Il n'a que 18 ans quand il décide d'écrire ces mémoires - pourquoi attendre? - dont il terminera péniblement le manuscrit de retour au pays, sur son lit d'hôpital, atteint de la tuberculose et à peine remis d'une maladie vénérienne. Mais il n'a pas rapporté que des microbes de ce voyage initiatique; il porte en lui des souvenirs de jeunesse qui l'alimenteront toute sa vie - ainsi que ses mémoires, bien sûr.

À Paris, ses ambitions littéraires étaient rongées par son immense appétit de vivre. «J'étais si parfaitement heureux qu'écrire ne m'intéressait pas», note-t-il. Et il ne croit pas qu'être heureux puisse faire de la bonne littérature... «C'est Balzac, je crois, qui dit qu'il est vital pour un jeune homme de décider très tôt de son ambition, pour la simple raison qu'il sera appelé à la réaliser.

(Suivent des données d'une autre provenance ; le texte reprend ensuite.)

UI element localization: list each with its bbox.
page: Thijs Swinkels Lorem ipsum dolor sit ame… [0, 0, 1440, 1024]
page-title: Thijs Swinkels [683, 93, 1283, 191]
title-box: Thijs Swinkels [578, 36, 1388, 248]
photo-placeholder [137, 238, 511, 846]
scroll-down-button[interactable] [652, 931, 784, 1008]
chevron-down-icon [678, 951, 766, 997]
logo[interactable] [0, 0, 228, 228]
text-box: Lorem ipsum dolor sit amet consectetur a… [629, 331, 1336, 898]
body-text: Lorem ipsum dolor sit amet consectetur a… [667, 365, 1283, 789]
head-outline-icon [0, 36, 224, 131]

Mais je l'ignorais, et, en me disant derechef que j'aurais toujours le loisir de reprendre la voie laborieuse de l'art, je choisis le chemin velouté de la jouissance immédiate. L'essentiel était de prendre du bon temps.»

Mais tout le monde écrit à Paris. Avoir un manuscrit en chantier, même mauvais, même fictif, est le plus sûr moyen de rencontrer des gens intéressants. Glassco le sait, lui qui tape les manuscrits impubliables de ces Américains expatriés venus prendre, comme lui, du bon temps. «Le moindre quidam incapable de faire quoi que ce soit de ses 10 doigts décidait de devenir écrivain, car l'écriture n'exigeait aucun entraînement ou équipement particulier, contrairement à la musique ou à la peinture.»

Hemingway, qui tapait sur les nerfs (et souvent sur la gueule) de tout le monde, l'a écrit: Paris est une fête. John Glassco l'a croisé, ainsi que Gertrude Stein, André Breton, et James Joyce, entre autres grandes figures de ce Paris mythique. L'insolence de sa jeunesse l'empêche de tomber en pâmoison devant ces monuments. Il trouve Hemingway «aussi peu attirant que ses nouvelles» et s'engueule avec Gertrude Stein au sujet de Jane Austen en la traitant de «vieille taupe»... Dans ces mémoires aussi drôles que maladroites, on ne sait jamais ce qui va arriver, parce que Glassco non plus ne le sait pas, vivotant au gré des rencontres, des opportunités, de la dèche. «La bohème, ce désespoir couleur café-crème», écrivait Céline... un Français, lui.

Pour manger, Glassco se prostitue auprès de femmes qui ont «faim d'amour», pose pour des photos pornos, écrit des récits grivois, quand il ne se fera pas entretenir par des gens fortunés, plus particulièrement Robert McAlmon, avec qui il aura quelques rapprochements érotiques, le personnage le plus drôle de ces mémoires, dont la particularité est d'écrire toujours coiffé d'un filet sur la tête.

C'est ce Paris-là qui attirera encore pendant des décennies les jeunes gens avides de plaisirs et de lettres, excités par les écrits de leurs prédécesseurs. Mais rien ne saurait se comparer à ces années-là, ce qui fera dire au jeune Mordecai Richler, un autre Anglo-Montréalais: «Où que j'aille, j'arrive trop tard. L'orgie a fui ailleurs.»

Ils sont amoureux d'un rêve, comme le comprend Glassco à son retour à Montréal. «C'était un rêve d'excellence et de beauté, qui ne se réalise nulle part dans la vraie vie. Montparnasse et ses habitants s'en approchèrent de très près. Mais aucune ville ou société dans le monde, pas même le Paris de cette époque, ne peut concrétiser ce rêve insaisissable qui était le mien.»

N'importe quel écrivain pourrait vous dire de même de son oeuvre, jamais achevée.